Du motel au jet-set palace
1. L'hôtel et les réseaux modernes
L'évolution des hôtels a de tout temps été fortement liée à celles des moyens de transports.

Déjà les lignes régulières de diligence avaient fait naître un nouveau type d'auberge-relais ; le développement des hôtels au XIX° siècle accompagna celui des chemins de fer. Puis, ce fut la période des traversées transatlantiques, et, un rapport étroit s'établit, particulièrement en Europe, entre le modèle du grand hôtel et celui du paquebot.
Par la suite, surtout à partir des les années 1920-1930, le lien entre automobile et hôtel introduisit de nouvelles conceptions.


1. 1. De l'hôtel paquebot à l'hôtel automobile.

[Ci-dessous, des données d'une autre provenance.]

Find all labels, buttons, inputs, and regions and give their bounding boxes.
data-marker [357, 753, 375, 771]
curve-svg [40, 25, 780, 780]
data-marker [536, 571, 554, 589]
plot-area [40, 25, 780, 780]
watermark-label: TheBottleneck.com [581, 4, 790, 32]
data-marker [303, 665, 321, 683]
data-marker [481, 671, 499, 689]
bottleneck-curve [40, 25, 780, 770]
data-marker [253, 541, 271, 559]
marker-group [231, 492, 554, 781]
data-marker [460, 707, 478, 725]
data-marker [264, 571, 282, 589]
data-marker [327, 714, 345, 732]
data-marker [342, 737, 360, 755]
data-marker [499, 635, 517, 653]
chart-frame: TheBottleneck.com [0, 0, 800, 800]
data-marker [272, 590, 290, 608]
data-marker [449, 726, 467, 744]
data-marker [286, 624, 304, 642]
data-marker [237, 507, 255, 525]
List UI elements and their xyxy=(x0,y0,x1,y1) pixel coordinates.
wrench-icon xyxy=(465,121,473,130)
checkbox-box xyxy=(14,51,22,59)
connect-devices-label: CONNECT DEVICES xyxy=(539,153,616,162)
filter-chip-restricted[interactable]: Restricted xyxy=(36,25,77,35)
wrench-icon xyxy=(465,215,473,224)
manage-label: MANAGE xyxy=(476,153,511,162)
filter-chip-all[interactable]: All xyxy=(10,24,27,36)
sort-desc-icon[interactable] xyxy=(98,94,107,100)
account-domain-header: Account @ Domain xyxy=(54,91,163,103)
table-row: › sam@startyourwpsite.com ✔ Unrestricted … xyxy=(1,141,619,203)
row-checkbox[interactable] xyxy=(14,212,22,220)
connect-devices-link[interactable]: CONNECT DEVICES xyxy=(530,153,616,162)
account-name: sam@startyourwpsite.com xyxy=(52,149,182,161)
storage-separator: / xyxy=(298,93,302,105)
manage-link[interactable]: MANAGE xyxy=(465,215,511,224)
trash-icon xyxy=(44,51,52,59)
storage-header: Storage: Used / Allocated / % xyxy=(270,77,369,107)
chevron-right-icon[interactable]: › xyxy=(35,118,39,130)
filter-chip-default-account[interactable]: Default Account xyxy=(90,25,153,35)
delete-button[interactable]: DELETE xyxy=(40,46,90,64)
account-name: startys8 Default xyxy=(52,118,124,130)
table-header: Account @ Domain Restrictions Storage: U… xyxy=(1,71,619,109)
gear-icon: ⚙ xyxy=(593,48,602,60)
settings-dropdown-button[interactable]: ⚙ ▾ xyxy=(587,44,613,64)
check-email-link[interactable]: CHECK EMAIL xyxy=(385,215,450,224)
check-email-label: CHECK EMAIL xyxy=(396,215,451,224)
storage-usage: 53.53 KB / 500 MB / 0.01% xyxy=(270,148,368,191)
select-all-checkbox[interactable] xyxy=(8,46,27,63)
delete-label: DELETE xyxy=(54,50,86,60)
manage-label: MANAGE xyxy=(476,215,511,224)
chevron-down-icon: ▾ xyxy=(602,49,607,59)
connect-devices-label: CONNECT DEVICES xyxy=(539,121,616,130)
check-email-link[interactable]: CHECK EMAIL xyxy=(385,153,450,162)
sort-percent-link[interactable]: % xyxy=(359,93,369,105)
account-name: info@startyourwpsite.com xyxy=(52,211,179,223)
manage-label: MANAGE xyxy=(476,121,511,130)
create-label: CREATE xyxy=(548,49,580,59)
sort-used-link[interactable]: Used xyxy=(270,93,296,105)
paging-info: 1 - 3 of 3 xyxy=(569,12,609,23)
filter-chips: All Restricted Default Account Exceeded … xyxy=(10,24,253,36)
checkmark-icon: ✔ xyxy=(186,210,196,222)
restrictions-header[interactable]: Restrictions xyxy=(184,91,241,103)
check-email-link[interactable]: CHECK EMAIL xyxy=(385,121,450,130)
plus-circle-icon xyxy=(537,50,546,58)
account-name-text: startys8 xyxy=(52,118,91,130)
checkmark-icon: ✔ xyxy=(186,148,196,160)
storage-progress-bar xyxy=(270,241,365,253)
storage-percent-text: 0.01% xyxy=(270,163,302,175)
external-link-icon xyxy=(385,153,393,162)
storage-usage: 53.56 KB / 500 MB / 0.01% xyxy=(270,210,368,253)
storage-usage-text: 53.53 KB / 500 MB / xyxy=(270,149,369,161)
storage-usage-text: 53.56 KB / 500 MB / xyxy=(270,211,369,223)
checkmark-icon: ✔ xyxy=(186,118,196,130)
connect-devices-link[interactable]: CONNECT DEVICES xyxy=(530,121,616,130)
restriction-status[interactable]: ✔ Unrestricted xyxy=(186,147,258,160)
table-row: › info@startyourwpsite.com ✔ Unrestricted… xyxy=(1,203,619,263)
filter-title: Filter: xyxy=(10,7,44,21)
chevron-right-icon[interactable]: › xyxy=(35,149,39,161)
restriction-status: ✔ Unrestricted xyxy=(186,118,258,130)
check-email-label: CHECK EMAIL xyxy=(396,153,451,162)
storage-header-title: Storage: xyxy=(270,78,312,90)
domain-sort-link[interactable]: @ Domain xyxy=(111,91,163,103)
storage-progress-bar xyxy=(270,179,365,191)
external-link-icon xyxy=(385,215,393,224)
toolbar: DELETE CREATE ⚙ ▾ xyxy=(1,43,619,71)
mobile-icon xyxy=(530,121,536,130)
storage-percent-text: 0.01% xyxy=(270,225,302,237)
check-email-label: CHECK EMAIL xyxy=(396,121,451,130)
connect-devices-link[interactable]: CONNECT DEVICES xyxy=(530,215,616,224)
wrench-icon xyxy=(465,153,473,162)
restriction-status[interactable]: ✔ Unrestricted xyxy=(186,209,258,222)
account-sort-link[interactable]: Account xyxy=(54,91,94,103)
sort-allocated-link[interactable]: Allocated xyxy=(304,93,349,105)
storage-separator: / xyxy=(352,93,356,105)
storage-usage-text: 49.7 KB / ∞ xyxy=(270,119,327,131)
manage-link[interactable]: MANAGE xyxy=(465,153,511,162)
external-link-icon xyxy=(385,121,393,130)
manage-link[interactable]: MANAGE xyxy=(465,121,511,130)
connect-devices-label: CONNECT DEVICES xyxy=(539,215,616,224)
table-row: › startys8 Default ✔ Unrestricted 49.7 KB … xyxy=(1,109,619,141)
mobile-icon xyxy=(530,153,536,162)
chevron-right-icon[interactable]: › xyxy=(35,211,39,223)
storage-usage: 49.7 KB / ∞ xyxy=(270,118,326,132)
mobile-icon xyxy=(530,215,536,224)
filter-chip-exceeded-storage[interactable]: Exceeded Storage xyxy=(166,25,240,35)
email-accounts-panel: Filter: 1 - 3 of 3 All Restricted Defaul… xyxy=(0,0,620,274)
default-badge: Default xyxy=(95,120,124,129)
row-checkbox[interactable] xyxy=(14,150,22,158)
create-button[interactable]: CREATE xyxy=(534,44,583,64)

A la fin du XIX° siècle le développement des voyages transatlantiques fut considérable et l'on peut constater une forte parenté entre les paquebots de luxe mis en service sur l'Atlantique et les nouveaux palaces : les cabines étaient certes un peu plus petites que les chambres, mais il s'agissait des mêmes gens, habitués au même luxe, groupés de même dans un système d'habitat et de distraction commun (piscines couvertes, tennis sur le pont supérieur, tir à la carabine) . On a d'ailleurs souvent comparé les grands hôtels à des paquebots, car ils présentent en effet le même type d'autonomie et de synergies.